Situações destas levam-me a questionar a verdadeira pertinência de um Ministério da Cultura em Portugal, sistematicamente ocupado por pessoas alérgicas à Cultura, que se ficam apenas pelo Ministério, mas que se recusam a entrar na Cultura, e que vão tomando decisões ao sabor do vento, na tentativa de apagar fogos aqui e acolá, com simples esmolas atiradas do alto do seu pedestal, como é o caso dos 30 milhões de euros distribuídos por todas as autarquias do país. Acredito que os autarcas e respectivos vereadores responsáveis pelo pelouro da Cultura, devem ter respirado de alívio, com tamanha ajuda. Se for para este contínuo desnorte, acabem com o Ministério em causa e poupem os contribuintes no sustento de um elemento fantasma, pertencente ao governo, como é o caso da senhora Graça Fonseca.
Está na hora dos artistas terem o estatuto socioprofissional que merecem, porque, se dúvidas existissem, abdicámos de muitas coisas nos últimos dois meses e meio, mas não fomos capazes de abdicar da Cultura, nas suas variadas formas, o que realça bem a importância do produto por eles criado, que espera o nosso consumo.
Um país sem cultura é amorfo, pesado e triste.
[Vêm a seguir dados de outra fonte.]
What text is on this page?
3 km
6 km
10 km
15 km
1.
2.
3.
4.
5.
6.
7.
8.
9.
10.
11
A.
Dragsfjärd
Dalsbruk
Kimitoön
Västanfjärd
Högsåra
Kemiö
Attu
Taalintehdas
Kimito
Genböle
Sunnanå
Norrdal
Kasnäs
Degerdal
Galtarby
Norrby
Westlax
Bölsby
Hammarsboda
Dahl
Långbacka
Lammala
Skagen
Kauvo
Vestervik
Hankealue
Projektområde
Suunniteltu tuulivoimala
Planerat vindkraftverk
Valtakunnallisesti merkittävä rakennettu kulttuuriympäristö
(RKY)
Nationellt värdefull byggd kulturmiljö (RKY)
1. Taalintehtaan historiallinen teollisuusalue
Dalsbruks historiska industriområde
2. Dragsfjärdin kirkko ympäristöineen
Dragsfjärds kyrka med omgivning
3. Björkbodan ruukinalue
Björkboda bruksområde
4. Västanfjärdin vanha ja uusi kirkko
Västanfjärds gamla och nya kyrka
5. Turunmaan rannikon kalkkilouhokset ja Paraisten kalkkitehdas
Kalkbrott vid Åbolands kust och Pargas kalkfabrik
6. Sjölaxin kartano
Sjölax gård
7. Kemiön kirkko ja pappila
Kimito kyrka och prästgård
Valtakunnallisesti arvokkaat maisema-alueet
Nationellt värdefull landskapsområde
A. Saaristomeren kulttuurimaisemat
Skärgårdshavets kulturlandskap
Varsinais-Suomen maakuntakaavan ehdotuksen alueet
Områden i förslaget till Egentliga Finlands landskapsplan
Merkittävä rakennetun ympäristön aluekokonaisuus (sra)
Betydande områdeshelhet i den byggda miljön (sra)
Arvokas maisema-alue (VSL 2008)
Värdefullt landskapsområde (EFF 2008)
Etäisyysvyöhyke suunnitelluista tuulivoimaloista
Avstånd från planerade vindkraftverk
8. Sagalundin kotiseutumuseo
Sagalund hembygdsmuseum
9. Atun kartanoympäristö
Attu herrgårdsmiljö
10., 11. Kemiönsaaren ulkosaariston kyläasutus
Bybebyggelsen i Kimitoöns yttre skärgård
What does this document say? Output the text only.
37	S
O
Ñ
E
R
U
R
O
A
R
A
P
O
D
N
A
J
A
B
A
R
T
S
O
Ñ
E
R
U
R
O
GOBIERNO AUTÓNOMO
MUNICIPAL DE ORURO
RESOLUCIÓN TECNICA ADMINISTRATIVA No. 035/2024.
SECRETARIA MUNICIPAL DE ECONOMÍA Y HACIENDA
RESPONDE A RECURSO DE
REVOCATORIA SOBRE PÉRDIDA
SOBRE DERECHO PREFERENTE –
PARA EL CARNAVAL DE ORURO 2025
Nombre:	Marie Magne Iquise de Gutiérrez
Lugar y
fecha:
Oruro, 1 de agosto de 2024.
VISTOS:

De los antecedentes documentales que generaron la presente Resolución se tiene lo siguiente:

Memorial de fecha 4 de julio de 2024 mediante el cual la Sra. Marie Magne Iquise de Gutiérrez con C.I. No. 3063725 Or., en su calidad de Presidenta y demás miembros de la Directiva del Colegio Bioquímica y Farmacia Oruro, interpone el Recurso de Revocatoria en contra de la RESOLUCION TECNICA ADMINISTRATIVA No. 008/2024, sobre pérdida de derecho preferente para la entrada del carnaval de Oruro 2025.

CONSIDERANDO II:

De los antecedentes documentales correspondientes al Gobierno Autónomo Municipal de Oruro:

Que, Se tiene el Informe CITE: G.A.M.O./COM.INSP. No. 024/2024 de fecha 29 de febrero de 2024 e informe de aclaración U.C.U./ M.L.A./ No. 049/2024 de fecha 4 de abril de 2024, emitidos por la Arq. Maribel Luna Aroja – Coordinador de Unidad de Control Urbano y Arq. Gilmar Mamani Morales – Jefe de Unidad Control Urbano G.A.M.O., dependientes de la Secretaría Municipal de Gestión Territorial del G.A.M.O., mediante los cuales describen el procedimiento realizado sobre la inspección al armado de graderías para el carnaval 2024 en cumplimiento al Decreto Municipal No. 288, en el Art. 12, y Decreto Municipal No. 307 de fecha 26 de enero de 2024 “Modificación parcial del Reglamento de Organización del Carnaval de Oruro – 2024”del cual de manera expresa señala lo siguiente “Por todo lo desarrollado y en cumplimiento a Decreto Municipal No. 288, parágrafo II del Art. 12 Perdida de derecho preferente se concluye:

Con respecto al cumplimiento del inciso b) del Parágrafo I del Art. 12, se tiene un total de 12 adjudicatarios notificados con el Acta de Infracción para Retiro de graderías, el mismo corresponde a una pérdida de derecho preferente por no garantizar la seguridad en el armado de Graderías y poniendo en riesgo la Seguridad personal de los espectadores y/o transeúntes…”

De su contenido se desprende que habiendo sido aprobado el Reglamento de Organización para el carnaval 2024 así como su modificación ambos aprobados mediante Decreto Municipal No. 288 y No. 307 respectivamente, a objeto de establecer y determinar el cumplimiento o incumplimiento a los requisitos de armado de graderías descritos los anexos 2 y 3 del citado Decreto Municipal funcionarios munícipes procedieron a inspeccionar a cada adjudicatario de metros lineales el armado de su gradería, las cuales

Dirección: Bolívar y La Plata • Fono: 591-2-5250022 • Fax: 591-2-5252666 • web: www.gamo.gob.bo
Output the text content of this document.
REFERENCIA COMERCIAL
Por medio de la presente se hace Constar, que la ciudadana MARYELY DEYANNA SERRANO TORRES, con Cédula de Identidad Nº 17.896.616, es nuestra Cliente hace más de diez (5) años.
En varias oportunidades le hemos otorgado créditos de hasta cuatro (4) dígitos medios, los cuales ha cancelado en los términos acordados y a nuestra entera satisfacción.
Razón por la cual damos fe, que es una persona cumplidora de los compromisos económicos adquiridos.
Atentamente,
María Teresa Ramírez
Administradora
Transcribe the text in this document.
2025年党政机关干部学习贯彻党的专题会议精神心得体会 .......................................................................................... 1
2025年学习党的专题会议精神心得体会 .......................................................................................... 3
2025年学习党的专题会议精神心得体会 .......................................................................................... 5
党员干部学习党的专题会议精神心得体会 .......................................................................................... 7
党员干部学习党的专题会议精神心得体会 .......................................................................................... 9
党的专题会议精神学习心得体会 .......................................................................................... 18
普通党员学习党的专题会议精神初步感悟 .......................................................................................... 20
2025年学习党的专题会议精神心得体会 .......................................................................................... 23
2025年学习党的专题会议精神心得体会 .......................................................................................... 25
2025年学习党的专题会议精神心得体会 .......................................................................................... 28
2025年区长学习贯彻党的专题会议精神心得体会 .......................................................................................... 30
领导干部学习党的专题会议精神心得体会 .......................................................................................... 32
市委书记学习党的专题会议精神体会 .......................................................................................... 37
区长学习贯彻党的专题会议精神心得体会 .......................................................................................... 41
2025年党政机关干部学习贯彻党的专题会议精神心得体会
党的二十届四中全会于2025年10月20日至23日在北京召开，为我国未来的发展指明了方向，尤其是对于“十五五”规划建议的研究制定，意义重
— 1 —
É um país onde já não se pode sonhar.
P. S – In memoriam: no passado dia 23 partiu a escritora Maria Velho da Costa, uma das três autoras de Novas Cartas Portuguesas, importantíssimas para a afirmação das mulheres no nosso país, contra uma cultura patriarcal e tacanha. Talvez seja o tempo de (re)descobrir a sua fineza literária.